Terug naar huis, gelopen, gedouched, eten gemaakt, gegeten, en nu dit postje. Maar morgen hé, morgen doe ik niks! Behalve een boek lezen. En een paar dingen die ik dringend moet opzoeken. En nog een ander project wat in gang trekken. En mijn filmpjes moeten dringend binnen. En ’s avonds ga ik met Tessa gaan eten, denk ik. En naar de film. En…
Och, dacht ik gisteren, ik pak mijn digitaal fotoding nog eens mee naar de Gentse Feesten. Ik ben die 50mm echter niet meer gewoon, dus het was wat zoeken om een deftig beeld te krijgen van het optreden van Octurn op het Emile Braunplein. Niet getreurd, Henri had zijn dierenparkhemd aan, en dat levert dan deze snapshot op. Slechte foto, maar wreed wijs hemd –en ik ben niet rap enthousiast over kleren.
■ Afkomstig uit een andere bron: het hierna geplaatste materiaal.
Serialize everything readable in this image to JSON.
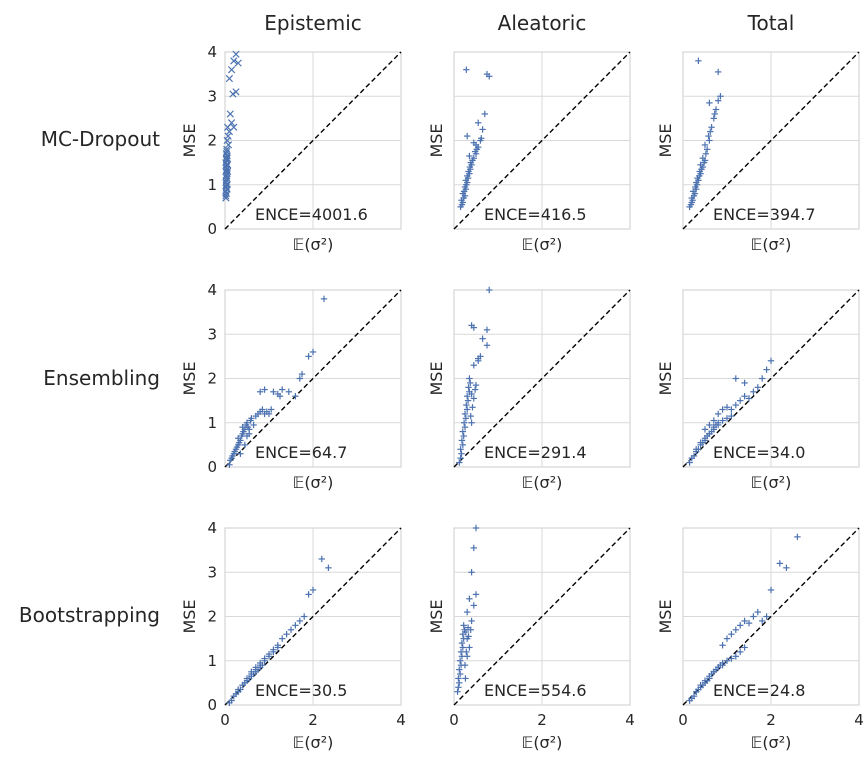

Die ochtend rond de ontbijttafel. Tessa murmelt iets, waarvan ik niets begrijp, omdat ik met mijn hoofd over de krant gebogen zit.
“Hey,” roep ik uit, “Clark Olofsson ofte…”
“…Daniel Demuynck”, knikt Tessa. “Dat heb ik net gezegd, ja.” Ze kijkt me zacht hoofdschuddend aan. Ze komen wel meer voor, dergelijke situaties.
“Jaha,” zeg ik, “maar dat is dus een Belg! En die Belg is de ‘vader’ van het stockholmsyndroom.”
Ze kijkt me even niet begrijpend aan. “En het stockholmsyndroom dat is…”
Maar net als ik de uitleg wil geven, zie ik in mijn ooghoeken Henri met nauwelijks verholen enthousiasme, naarstig zijn best doende zijn mond te houden. Ik knik hem aanmoedigend toe.
“Ewel, dat is als de gevangenen vrienden worden met de… de… met de ontvoerders”, slaakt hij uit.
Wij kijken elkaar over de tafel —bouche bée— aan, en barsten in lachen uit. “En van waar kent ge dat nu weer, snotneus?”
“Lemony Snicket, natuurlijk”, klinkt het met grote vanzelfsprekendheid.
Hij leest een beetje veel, die jongen van ons.
(Ik ga mijn jeugdboeken eens van onder het stof halen. Eens kijken of hij graag Thea Beckman of Tonke Dragt leest. Of Tolkien.)
Hmpf. Ik zou kunnen neuten over het weer, hoe de kilte ons achtervolgt en de zon achter de wolken verdwijnt, maar dan zou ik ontkennen dat er achter de schermen al een tijdje een goede evolutie bezig is. En dat ik hier een zonnetje in huis heb lopen waar geen zonnebril tegen opgewassen is. (Allez, twee zonnetjes, haast ik mij te zeggen.)
(Rolleiflex FX 80mm f/2.8, Fuji Reala, 100ASA)
Anyway, in Seattle is het zomer, en België zal straks ook wel volgen. Zo gauw we een regering hebben die naam waardig. Of zo.